Dompteur d’étincelles terreuses
Ce duende gambade dans la maison avec une lueur terreuse plantée dans sa main gauche, comme une chispa toujours prête au décollage.
Ce duende est sorti du taller un après-midi de pluie, quand la forêt sentait la terre mouillée et le thym. Il garde une lueur magique serrée dans sa main gauche, comme un secret mis sur pause, à deux doigts de s’allumer. Ses bruns et ses verts rappellent l’écorce humide et la vieille mousse—celle qui enlace les pierres et ne les lâche plus. Son bonnet de laine tricoté lui tombe un peu sur les yeux, mais il jure que c’est comme ça qu’il réfléchit le mieux.

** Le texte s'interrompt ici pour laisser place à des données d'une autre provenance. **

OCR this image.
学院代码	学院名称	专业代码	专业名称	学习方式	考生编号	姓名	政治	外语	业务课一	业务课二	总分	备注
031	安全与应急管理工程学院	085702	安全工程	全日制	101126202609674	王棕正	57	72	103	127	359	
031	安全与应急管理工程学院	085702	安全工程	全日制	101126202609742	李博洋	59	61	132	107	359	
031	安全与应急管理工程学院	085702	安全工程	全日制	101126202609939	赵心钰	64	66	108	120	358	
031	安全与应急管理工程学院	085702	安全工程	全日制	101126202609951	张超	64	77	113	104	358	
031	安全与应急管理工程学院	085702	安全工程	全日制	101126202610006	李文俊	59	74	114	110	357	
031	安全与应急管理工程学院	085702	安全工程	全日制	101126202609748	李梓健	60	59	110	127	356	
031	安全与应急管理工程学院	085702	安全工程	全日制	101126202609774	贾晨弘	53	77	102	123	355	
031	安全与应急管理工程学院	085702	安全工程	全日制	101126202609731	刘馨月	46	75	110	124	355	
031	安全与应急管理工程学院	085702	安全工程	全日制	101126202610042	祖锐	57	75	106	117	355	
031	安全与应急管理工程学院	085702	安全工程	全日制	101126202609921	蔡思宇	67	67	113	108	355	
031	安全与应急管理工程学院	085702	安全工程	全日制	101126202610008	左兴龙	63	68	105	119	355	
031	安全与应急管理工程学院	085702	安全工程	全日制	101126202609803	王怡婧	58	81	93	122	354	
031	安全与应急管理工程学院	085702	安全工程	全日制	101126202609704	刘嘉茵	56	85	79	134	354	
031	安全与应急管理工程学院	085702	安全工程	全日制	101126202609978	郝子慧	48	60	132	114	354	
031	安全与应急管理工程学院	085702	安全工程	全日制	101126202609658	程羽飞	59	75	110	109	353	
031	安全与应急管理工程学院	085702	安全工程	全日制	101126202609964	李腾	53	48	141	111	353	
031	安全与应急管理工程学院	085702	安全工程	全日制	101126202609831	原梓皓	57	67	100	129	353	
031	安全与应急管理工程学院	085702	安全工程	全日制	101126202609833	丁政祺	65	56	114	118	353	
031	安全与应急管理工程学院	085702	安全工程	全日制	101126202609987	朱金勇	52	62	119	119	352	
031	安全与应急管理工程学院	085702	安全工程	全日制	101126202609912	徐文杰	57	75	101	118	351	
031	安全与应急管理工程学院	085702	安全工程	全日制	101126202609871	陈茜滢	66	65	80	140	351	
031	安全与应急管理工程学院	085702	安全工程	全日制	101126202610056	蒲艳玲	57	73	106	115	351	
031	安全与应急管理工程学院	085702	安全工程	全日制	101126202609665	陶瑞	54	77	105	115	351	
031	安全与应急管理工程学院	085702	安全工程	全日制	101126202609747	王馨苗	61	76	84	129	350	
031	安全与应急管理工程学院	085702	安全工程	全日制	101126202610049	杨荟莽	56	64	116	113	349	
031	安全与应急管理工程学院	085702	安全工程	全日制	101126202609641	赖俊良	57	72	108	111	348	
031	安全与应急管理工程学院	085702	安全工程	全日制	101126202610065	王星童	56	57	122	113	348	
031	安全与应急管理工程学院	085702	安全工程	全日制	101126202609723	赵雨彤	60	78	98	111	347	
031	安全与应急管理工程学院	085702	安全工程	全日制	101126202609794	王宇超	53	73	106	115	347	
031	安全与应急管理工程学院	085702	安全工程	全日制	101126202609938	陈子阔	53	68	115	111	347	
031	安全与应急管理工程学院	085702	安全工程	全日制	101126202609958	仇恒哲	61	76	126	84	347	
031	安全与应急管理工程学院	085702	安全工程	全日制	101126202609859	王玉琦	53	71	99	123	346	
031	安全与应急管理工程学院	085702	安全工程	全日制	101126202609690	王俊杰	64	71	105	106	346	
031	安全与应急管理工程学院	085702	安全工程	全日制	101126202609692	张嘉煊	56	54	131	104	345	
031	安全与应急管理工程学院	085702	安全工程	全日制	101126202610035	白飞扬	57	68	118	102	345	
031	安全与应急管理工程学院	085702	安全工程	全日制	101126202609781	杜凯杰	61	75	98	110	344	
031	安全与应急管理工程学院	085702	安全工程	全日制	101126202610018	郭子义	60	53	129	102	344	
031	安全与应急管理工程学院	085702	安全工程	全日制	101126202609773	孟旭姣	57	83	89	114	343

Quand personne ne regarde, il reste immobile dans un coin, à observer les ombres, à voir comment elles bougent sans demander la permission. Selon lui, les humains vont beaucoup trop vite, et quelqu’un doit bien se charger de freiner. Parfois, il n’allume sa lueur qu’une seule seconde—juste assez pour que tu penses à appeler ta mère ou à envoyer ce message en attente.
- Éteint les disputes absurdes en détournant l’attention avec un tout petit éclat
- Compte les bulles de l’eau gazeuse, fasciné par leur danse en spirale
- Se fâche quand il voit des déchets par terre, puis s’éclipse en silence pour les ramasser
- Pousse un soupir bien sonore quand quelqu’un tourne la page sans relire sa phrase préférée
Il ne frime pas, ne lance pas de discours motivationnels bizarres : il est juste là, solide, comme un petit chêne en porcelaine froide. Il aime les nuits qui sentent le café tout juste fait et le pain grillé, et les fins de journée sans drame : des plans annulés et des couvertures lourdes qui attendent sur le canapé.